Community & Convenience

James Pellatt from Great Portland Estates agrees with this view, adding that this push came from a position of convenience and making life easier for occupiers.

“A lot of it is taking away problems from occupiers and trying to find solutions for them: different occupiers want different services at different times. We need to be nimble and flexible and adapt a model that isn’t a cookie cutter that says this is absolutely everything that works.”

Pellatt says that Great Portland Estates prefers to effectively provide a pull-down menu to allow people to make the decisions about their own space that will make their daily work experience as good as it can be, consequently allowing them to thrive.

"We want to provide transformational experiences and build transformational relationships”

James Penfold from The Collective, , the British co-living and co-working building provider, says that people are increasingly looking for community and to be part of something that’s bigger than themselves. They also expect things at the click of a button or the push of an app, but at the same time, they demand exceptional experiences at good value-for-money.

“Ultimately our purpose as a company is to enable people to lead more fulfilling lives and that applies to everyone we work with... we want to provide transformational experiences and build transformational relationships.”

The Flex Revolution

David Ebbrell from M7 Real Estate agrees that M7 is also seeing a more demanding customer experience, even from small organisations of less than 20 people.

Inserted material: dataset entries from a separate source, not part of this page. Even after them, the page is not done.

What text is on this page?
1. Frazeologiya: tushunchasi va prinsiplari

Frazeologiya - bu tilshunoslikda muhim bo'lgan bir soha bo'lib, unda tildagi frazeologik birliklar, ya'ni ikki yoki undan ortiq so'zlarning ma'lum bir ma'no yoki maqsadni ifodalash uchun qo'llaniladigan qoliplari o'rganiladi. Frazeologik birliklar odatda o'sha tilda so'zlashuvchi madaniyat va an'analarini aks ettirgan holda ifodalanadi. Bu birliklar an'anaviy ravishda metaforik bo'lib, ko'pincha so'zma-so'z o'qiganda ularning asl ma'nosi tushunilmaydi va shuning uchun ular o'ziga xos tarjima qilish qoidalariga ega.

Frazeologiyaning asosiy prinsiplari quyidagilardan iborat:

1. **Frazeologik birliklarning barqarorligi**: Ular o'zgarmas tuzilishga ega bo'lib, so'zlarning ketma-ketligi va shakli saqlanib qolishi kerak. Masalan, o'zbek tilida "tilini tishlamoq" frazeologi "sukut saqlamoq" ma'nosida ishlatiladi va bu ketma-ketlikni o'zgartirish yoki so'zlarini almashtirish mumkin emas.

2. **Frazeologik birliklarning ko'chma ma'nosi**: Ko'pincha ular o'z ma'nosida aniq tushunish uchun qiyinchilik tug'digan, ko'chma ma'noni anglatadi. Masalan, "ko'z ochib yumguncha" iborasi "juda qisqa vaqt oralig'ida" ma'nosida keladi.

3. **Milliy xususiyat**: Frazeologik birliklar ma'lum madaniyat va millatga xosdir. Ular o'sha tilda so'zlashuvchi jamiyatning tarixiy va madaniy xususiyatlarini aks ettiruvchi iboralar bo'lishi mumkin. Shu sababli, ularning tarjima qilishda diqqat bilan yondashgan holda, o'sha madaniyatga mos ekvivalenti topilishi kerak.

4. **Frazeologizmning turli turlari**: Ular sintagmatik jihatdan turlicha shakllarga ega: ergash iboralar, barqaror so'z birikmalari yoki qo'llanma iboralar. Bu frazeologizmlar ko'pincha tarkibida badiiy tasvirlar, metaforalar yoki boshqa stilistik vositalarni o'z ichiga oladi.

He says this may be due to a halo effect from what they’re seeing in the market from organisations like WeWork, even if they’re not present in some of the smaller regional towns M7 has been occupying.

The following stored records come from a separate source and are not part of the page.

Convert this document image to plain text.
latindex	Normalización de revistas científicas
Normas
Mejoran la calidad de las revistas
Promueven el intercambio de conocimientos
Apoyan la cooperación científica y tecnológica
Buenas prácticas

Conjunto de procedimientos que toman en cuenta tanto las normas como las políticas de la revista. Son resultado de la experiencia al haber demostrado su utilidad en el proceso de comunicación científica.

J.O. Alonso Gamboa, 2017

“We’re a pan-European business and what we’re seeing, especially in the Netherlands, which I think is a great indicator for what might be happening in the UK, is that they’ve always had a high degree of flexibility in terms of their office-based workforce’s ability to work from home.”

Ebbrell adds that roughly a third of the Dutch employees in the office market have that flexibility and what M7 has seen there is a de-densification of the way offices are used and a higher concentration of desire in terms of collaboration space.

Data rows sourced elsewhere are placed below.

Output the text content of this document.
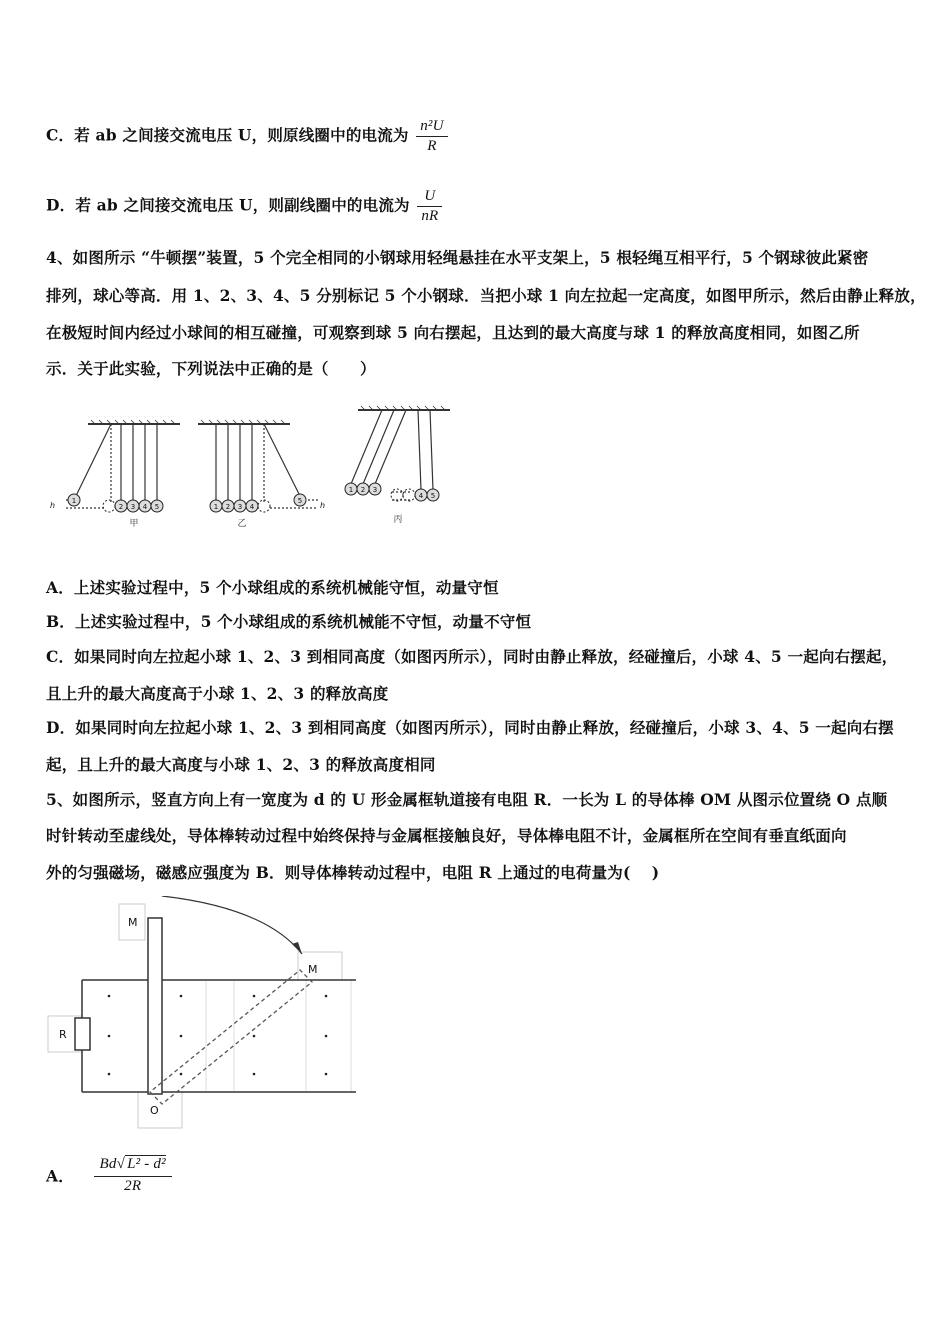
C．若 ab 之间接交流电压 U，则原线圈中的电流为 $\frac{\text{n²U}}{R}$
D．若 ab 之间接交流电压 U，则副线圈中的电流为 $\frac{U}{nR}$
4、如图所示 “牛顿摆”装置，5 个完全相同的小钢球用轻绳悬挂在水平支架上，5 根轻绳互相平行，5 个钢球彼此紧密
排列，球心等高．用 1、2、3、4、5 分别标记 5 个小钢球．当把小球 1 向左拉起一定高度，如图甲所示，然后由静止释放，
在极短时间内经过小球间的相互碰撞，可观察到球 5 向右摆起，且达到的最大高度与球 1 的释放高度相同，如图乙所
示．关于此实验，下列说法中正确的是（　　）
1
2 3 4 5	1 2 3 4
5
1 2 3
4 5
h	h
甲	乙	丙
A．上述实验过程中，5 个小球组成的系统机械能守恒，动量守恒
B．上述实验过程中，5 个小球组成的系统机械能不守恒，动量不守恒
C．如果同时向左拉起小球 1、2、3 到相同高度（如图丙所示），同时由静止释放，经碰撞后，小球 4、5 一起向右摆起，
且上升的最大高度高于小球 1、2、3 的释放高度
D．如果同时向左拉起小球 1、2、3 到相同高度（如图丙所示），同时由静止释放，经碰撞后，小球 3、4、5 一起向右摆
起，且上升的最大高度与小球 1、2、3 的释放高度相同
5、如图所示，竖直方向上有一宽度为 d 的 U 形金属框轨道接有电阻 R．一长为 L 的导体棒 OM 从图示位置绕 O 点顺
时针转动至虚线处，导体棒转动过程中始终保持与金属框接触良好，导体棒电阻不计，金属框所在空间有垂直纸面向
外的匀强磁场，磁感应强度为 B．则导体棒转动过程中，电阻 R 上通过的电荷量为(　 )
M
M
R
O
A． $\frac{\text{Bd√ L² - d²}}{2R}$
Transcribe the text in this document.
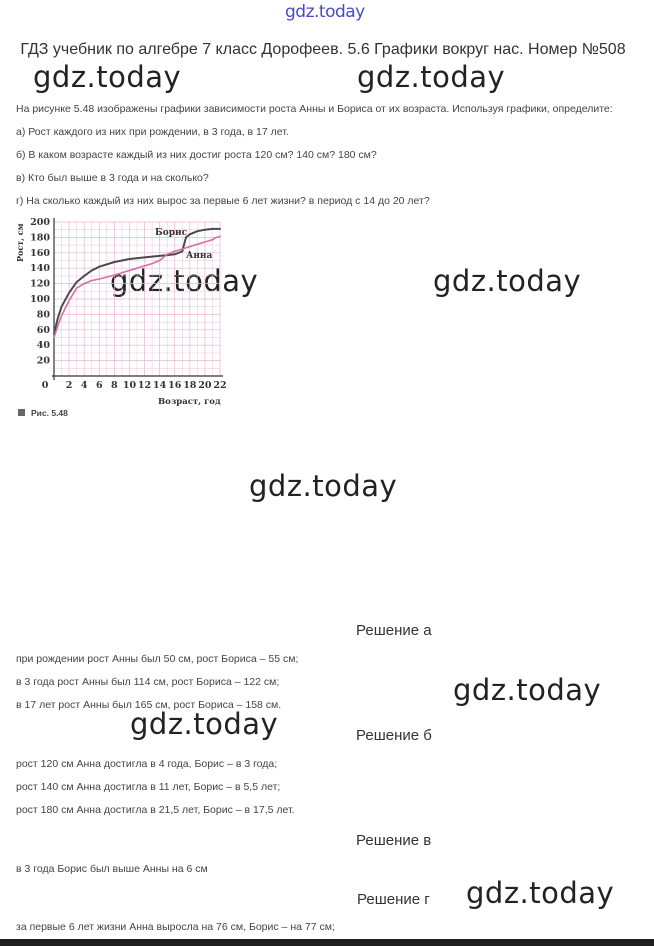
gdz.today
ГДЗ учебник по алгебре 7 класс Дорофеев. 5.6 Графики вокруг нас. Номер №508
gdz.today	gdz.today
gdz.today	gdz.today
gdz.today
gdz.today
gdz.today
gdz.today
На рисунке 5.48 изображены графики зависимости роста Анны и Бориса от их возраста. Используя графики, определите:
а) Рост каждого из них при рождении, в 3 года, в 17 лет.
б) В каком возрасте каждый из них достиг роста 120 см? 140 см? 180 см?
в) Кто был выше в 3 года и на сколько?
г) На сколько каждый из них вырос за первые 6 лет жизни? в период с 14 до 20 лет?
0 2 4 6 8 10 12 14 16 18 20 22
20
40
60
80
100
120
140
160
180
200
Рост, см
Возраст, год
Борис
Анна
Рис. 5.48
Решение а
при рождении рост Анны был 50 см, рост Бориса – 55 см;
в 3 года рост Анны был 114 см, рост Бориса – 122 см;
в 17 лет рост Анны был 165 см, рост Бориса – 158 см.
Решение б
рост 120 см Анна достигла в 4 года, Борис – в 3 года;
рост 140 см Анна достигла в 11 лет, Борис – в 5,5 лет;
рост 180 см Анна достигла в 21,5 лет, Борис – в 17,5 лет.
Решение в
в 3 года Борис был выше Анны на 6 см
Решение г
за первые 6 лет жизни Анна выросла на 76 см, Борис – на 77 см;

Adaption in an uncertain future

Moving into the future, the extent of flexibility that will be offered will depend greatly on customer demand.

“The only thing that’s absolutely certain is that the future is uncertain," James Pellatt says. "Adaptability, flexibility and most importantly, feedback and obtaining data – and sharing that data with occupiers – is going to be key to success. There’s never been a more exciting time to work in real estate.”

"There’s never been a more exciting time to work in real estate.”

Landsec's Oliver Knight develops this by saying that it comes back to thinking beyond the four walls of your office space offering. This means ensuring that you can provide convenient social, health and wellbeing aspects to the workplace, as well as looking at how you can influence or change the wider environment as well.

Penfold adds that it is important to look for grounding in the local community, but also to create a unique destination that draws in people from a wider area, while Lowery makes the interesting point that trying to find a seamless experience between the digital and physical – those working from home and those in the office – is going to be another vital aspect of dealing with an evolving workspace.